Rather conveniently, this cognitive severing of the intimate link between ourselves and the rest of the Earth allows us to take what we think we need, whatever the cost, the way condemning natives as godless savages greased the wheels of Colonialism. And because we imagine ourselves to be separate from the natural world, we also expect to be isolated from the consequences of our behavior, as if "What happens in Nature stays in Nature." It's as preposterous as an electric fan trash-talking the socket.

A few weeks ago a local conservative radio host came back from a commercial break with a voiceover, "And now, a man who has never had a relationship with a tree...." Really. Larry Flynt and Pope Francis? Both tree huggers. Sarah Palin and Jane Goodall? Both tree huggers. Being alive is about accessing energy, and energy comes up the food chain from plants, whose photosynthetic capabilities allow them to capture the sun's photons and use them to fix carbon. When we oxidize our food we get that energy back. Humans have no photosynthetic powers, and so we cling to those organisms that do as if our life depended on it. Which it does.

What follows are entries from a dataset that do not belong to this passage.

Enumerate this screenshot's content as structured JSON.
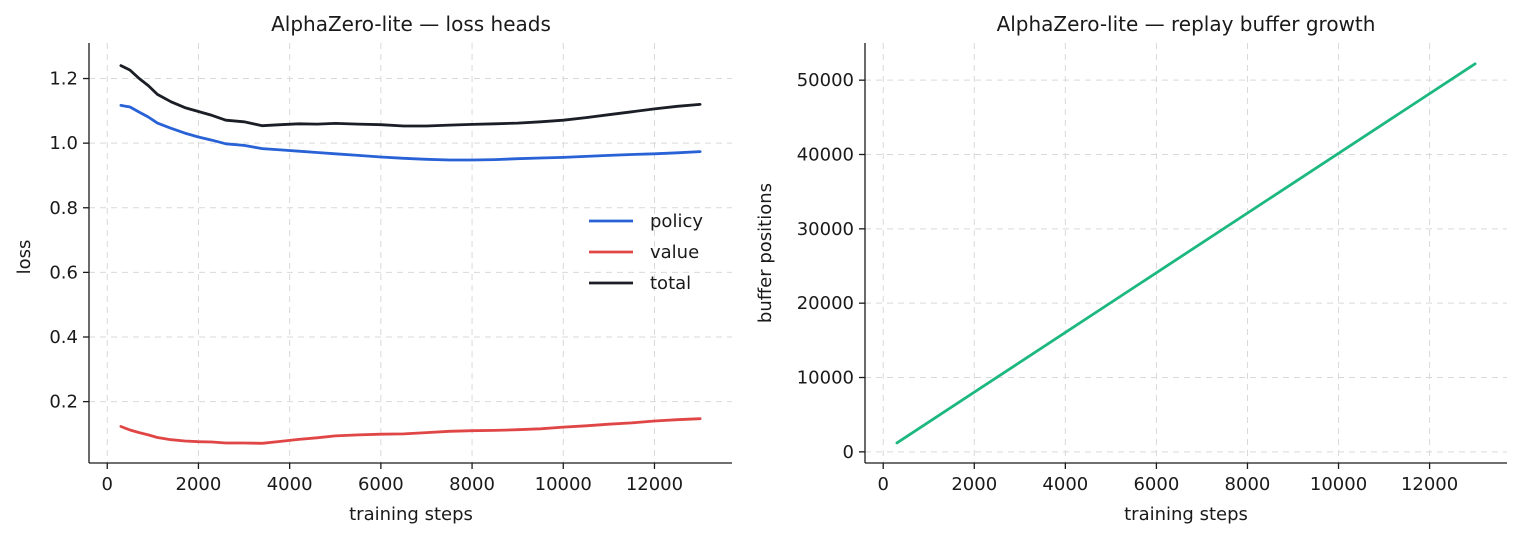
{
  "chart_data": [
    {
      "type": "line",
      "title": "AlphaZero-lite — loss heads",
      "xlabel": "training steps",
      "ylabel": "loss",
      "xlim": [
        -400,
        13700
      ],
      "ylim": [
        0.01,
        1.31
      ],
      "xticks": [
        0,
        2000,
        4000,
        6000,
        8000,
        10000,
        12000
      ],
      "xtick_labels": [
        "0",
        "2000",
        "4000",
        "6000",
        "8000",
        "10000",
        "12000"
      ],
      "yticks": [
        0.2,
        0.4,
        0.6,
        0.8,
        1.0,
        1.2
      ],
      "ytick_labels": [
        "0.2",
        "0.4",
        "0.6",
        "0.8",
        "1.0",
        "1.2"
      ],
      "grid": true,
      "legend_position": "center-right",
      "x": [
        300,
        500,
        700,
        900,
        1100,
        1400,
        1700,
        2000,
        2300,
        2600,
        3000,
        3400,
        3800,
        4200,
        4600,
        5000,
        5500,
        6000,
        6500,
        7000,
        7500,
        8000,
        8500,
        9000,
        9500,
        10000,
        10500,
        11000,
        11500,
        12000,
        12500,
        13000
      ],
      "series": [
        {
          "name": "policy",
          "color": "#2962d6",
          "values": [
            1.117,
            1.112,
            1.096,
            1.081,
            1.062,
            1.046,
            1.031,
            1.019,
            1.009,
            0.998,
            0.993,
            0.983,
            0.979,
            0.975,
            0.971,
            0.967,
            0.962,
            0.957,
            0.953,
            0.95,
            0.948,
            0.948,
            0.949,
            0.952,
            0.954,
            0.956,
            0.959,
            0.962,
            0.965,
            0.967,
            0.97,
            0.974
          ]
        },
        {
          "name": "value",
          "color": "#e04646",
          "values": [
            0.123,
            0.112,
            0.104,
            0.097,
            0.089,
            0.082,
            0.078,
            0.076,
            0.075,
            0.072,
            0.072,
            0.071,
            0.077,
            0.083,
            0.088,
            0.094,
            0.097,
            0.099,
            0.1,
            0.104,
            0.108,
            0.11,
            0.111,
            0.113,
            0.116,
            0.121,
            0.125,
            0.13,
            0.134,
            0.14,
            0.144,
            0.147
          ]
        },
        {
          "name": "total",
          "color": "#1b1e26",
          "values": [
            1.24,
            1.226,
            1.2,
            1.178,
            1.151,
            1.128,
            1.11,
            1.098,
            1.086,
            1.071,
            1.066,
            1.054,
            1.057,
            1.06,
            1.059,
            1.061,
            1.059,
            1.057,
            1.053,
            1.053,
            1.056,
            1.058,
            1.06,
            1.062,
            1.066,
            1.071,
            1.079,
            1.088,
            1.097,
            1.106,
            1.114,
            1.12
          ]
        }
      ]
    },
    {
      "type": "line",
      "title": "AlphaZero-lite — replay buffer growth",
      "xlabel": "training steps",
      "ylabel": "buffer positions",
      "xlim": [
        -400,
        13700
      ],
      "ylim": [
        -1500,
        55000
      ],
      "xticks": [
        0,
        2000,
        4000,
        6000,
        8000,
        10000,
        12000
      ],
      "xtick_labels": [
        "0",
        "2000",
        "4000",
        "6000",
        "8000",
        "10000",
        "12000"
      ],
      "yticks": [
        0,
        10000,
        20000,
        30000,
        40000,
        50000
      ],
      "ytick_labels": [
        "0",
        "10000",
        "20000",
        "30000",
        "40000",
        "50000"
      ],
      "grid": true,
      "x": [
        300,
        13000
      ],
      "series": [
        {
          "color": "#1db880",
          "values": [
            1200,
            52200
          ]
        }
      ]
    }
  ]
}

The Bible links original sin with eating the fruit of the Forbidden Tree, but maybe we weren't kicked out of the Garden. Maybe we left on our own accord, feeling separate from, and even demeaned by, the rest of low-life creation. The film Gravity ends with what some might see as an allegorical dawn-of-life scene, where Sandra Bullock's character comes crawling and gasping out of the water to the verdant shores of Eden, her lungs aching with gratitude. She was ready to hug the Earth. How about a group hug?